A disappointed and indignant Azarov told Kyiv media that his government would itself determine Ukraine’s gas demand level and import volume: “that is all, we don’t need any extra gas, this is what any normal buyer does in market conditions” (UNIAN, Ukrainian Television Channel One, March 26).

Thus, the government seeks to escape from Gazprom’s take-or-pay system. However, the same government’s almost frantic quest for price discounts (contrary to Azarov’s “market conditions”) would cement Ukrainian dependency on Gazprom.

The Ukrainian government seems prepared to reject Putin’s suggestion that Ukraine join the Russia-Belarus-Kazakhstan Customs Union in order to qualify for cheap gas. According to Deputy Prime Minister Serhiy Tyhypko, the government would choose to pay the contract-stipulated price for Russian gas, rather participate in the Russia-led Customs Union. The government’s draft budget for 2010 envisages an average price of $334 per one thousand cubic meters of Russian gas during the current year, in line with the existing contract. Tyhypko recommends accepting this price, which would force Ukraine to introduce energy-conservation measures, increase domestic gas extraction, and seek access to liquefied natural gas (Inter TV, March 27).
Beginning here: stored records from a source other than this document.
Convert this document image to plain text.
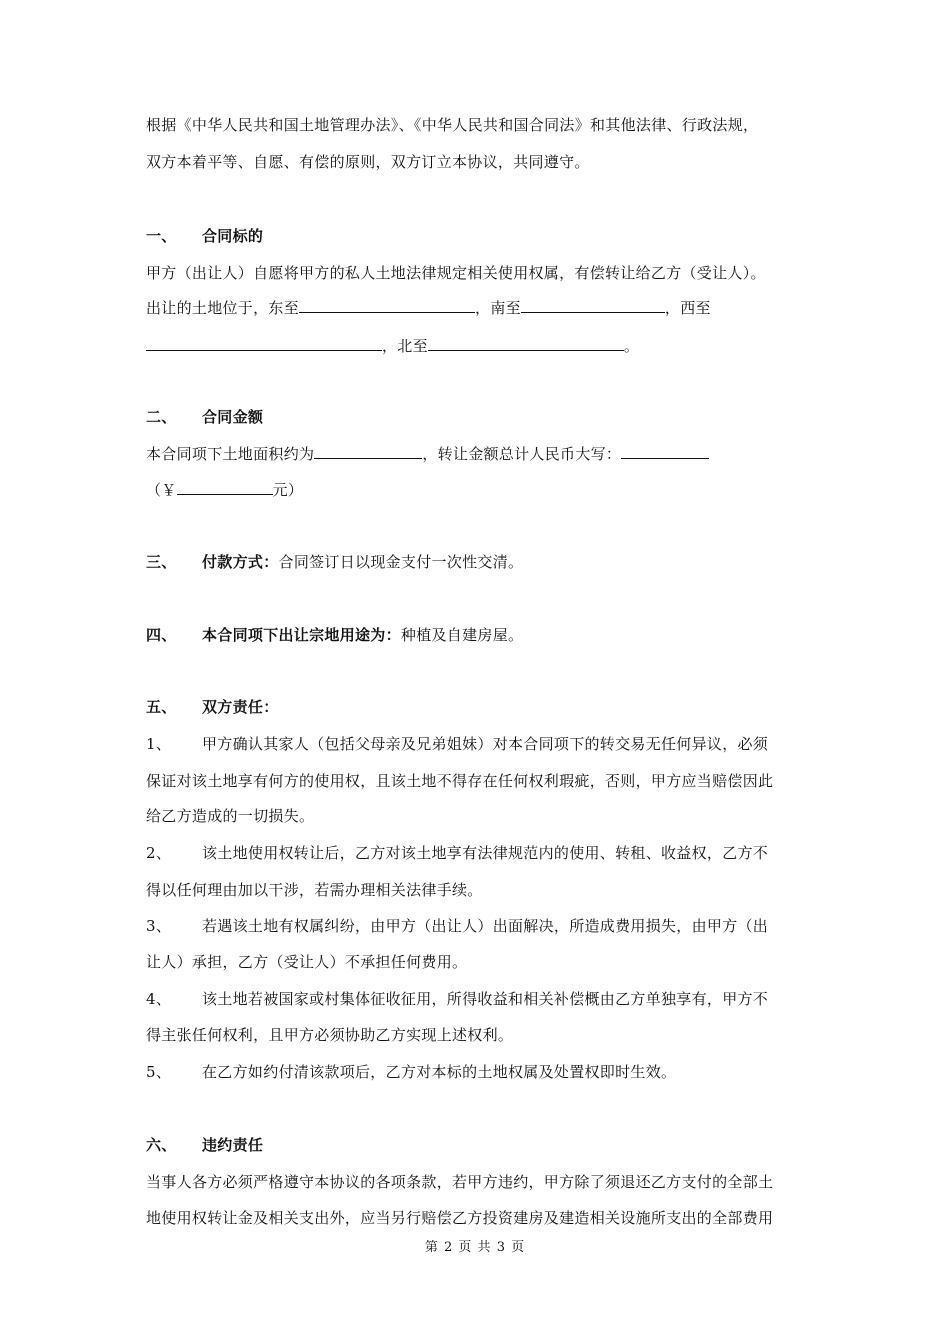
根据《中华人民共和国土地管理办法》、《中华人民共和国合同法》和其他法律、行政法规，
双方本着平等、自愿、有偿的原则，双方订立本协议，共同遵守。
一、 合同标的
甲方（出让人）自愿将甲方的私人土地法律规定相关使用权属，有偿转让给乙方（受让人）。
出让的土地位于，东至	，南至	，西至
，北至	。
二、 合同金额
本合同项下土地面积约为	，转让金额总计人民币大写：
（￥	元）
三、 付款方式：合同签订日以现金支付一次性交清。
四、 本合同项下出让宗地用途为：种植及自建房屋。
五、 双方责任：
1、 甲方确认其家人（包括父母亲及兄弟姐妹）对本合同项下的转交易无任何异议，必须
保证对该土地享有何方的使用权，且该土地不得存在任何权利瑕疵，否则，甲方应当赔偿因此
给乙方造成的一切损失。
2、 该土地使用权转让后，乙方对该土地享有法律规范内的使用、转租、收益权，乙方不
得以任何理由加以干涉，若需办理相关法律手续。
3、 若遇该土地有权属纠纷，由甲方（出让人）出面解决，所造成费用损失，由甲方（出
让人）承担，乙方（受让人）不承担任何费用。
4、 该土地若被国家或村集体征收征用，所得收益和相关补偿概由乙方单独享有，甲方不
得主张任何权利，且甲方必须协助乙方实现上述权利。
5、 在乙方如约付清该款项后，乙方对本标的土地权属及处置权即时生效。
六、 违约责任
当事人各方必须严格遵守本协议的各项条款，若甲方违约，甲方除了须退还乙方支付的全部土
地使用权转让金及相关支出外，应当另行赔偿乙方投资建房及建造相关设施所支出的全部费用
第 2 页 共 3 页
Opposition forces led by Yulia Tymoshenko are warning that they would resist any attempt by the government to swap national assets such as gas pipelines for Russian gas at discounted prices. Tymoshenko’s BYUT and other opposition parties describe such a policy as corresponding with the interests of Ukrainian industrial oligarchs, grouped around the governing Party of Regions (Interfax-Ukraine, UNIAN, March 26, 27).
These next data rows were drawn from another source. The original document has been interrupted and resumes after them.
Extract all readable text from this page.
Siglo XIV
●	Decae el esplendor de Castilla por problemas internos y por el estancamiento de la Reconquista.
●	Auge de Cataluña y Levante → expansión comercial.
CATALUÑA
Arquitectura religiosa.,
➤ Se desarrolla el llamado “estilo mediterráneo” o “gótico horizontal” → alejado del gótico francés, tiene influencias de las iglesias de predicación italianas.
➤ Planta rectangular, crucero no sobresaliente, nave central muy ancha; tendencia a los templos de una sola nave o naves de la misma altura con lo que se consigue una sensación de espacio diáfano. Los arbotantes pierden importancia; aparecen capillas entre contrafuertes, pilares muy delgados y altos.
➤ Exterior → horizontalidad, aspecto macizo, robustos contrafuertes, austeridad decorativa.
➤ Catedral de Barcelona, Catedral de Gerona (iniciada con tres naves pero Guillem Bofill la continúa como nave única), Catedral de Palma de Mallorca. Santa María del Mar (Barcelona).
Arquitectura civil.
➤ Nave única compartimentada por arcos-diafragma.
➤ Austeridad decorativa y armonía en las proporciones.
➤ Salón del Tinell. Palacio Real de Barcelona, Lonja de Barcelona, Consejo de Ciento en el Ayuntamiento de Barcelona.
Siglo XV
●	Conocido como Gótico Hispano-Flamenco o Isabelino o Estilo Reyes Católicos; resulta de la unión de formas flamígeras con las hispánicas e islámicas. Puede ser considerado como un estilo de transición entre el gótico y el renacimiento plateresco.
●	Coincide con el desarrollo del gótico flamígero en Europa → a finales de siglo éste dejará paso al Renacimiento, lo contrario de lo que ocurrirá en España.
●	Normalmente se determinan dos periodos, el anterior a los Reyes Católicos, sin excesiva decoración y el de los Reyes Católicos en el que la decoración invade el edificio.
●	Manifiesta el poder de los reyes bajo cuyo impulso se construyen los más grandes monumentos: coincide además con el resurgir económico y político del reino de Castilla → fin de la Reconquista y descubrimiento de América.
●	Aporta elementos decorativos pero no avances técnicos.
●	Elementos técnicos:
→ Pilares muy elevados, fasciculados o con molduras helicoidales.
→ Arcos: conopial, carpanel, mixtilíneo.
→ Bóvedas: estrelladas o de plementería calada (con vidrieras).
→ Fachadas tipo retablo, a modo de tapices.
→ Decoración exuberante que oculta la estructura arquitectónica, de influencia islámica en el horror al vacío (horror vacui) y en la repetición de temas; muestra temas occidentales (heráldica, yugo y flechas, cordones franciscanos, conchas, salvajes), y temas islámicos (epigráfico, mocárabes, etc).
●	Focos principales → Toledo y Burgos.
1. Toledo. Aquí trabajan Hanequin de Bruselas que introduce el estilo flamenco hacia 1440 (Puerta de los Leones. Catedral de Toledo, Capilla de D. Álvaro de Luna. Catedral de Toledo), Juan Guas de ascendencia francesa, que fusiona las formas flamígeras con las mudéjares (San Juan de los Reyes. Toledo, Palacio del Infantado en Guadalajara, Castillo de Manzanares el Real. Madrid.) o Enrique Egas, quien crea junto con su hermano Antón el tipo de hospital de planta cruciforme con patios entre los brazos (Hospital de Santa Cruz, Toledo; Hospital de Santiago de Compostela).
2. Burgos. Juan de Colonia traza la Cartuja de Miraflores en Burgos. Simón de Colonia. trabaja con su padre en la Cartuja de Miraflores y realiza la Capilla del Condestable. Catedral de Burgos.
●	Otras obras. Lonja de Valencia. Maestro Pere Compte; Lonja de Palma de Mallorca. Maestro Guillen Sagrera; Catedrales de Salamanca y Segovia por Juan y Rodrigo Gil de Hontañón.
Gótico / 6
The government has not yet clarified its intentions regarding the European Union’s offer to assist the reform and upgrading of Ukraine’s gas transit system. Signed in March 2009 between the Tymoshenko government and the EU, the agreement envisages large-scale technical and financial assistance, which would guarantee the Ukrainian system’s independence and modernization. Ukraine’s recent presidential election has delayed the implementation of this agreement. Handling of this unique opportunity will test European credentials of this government and the industrialists who ultimately shape its decisions.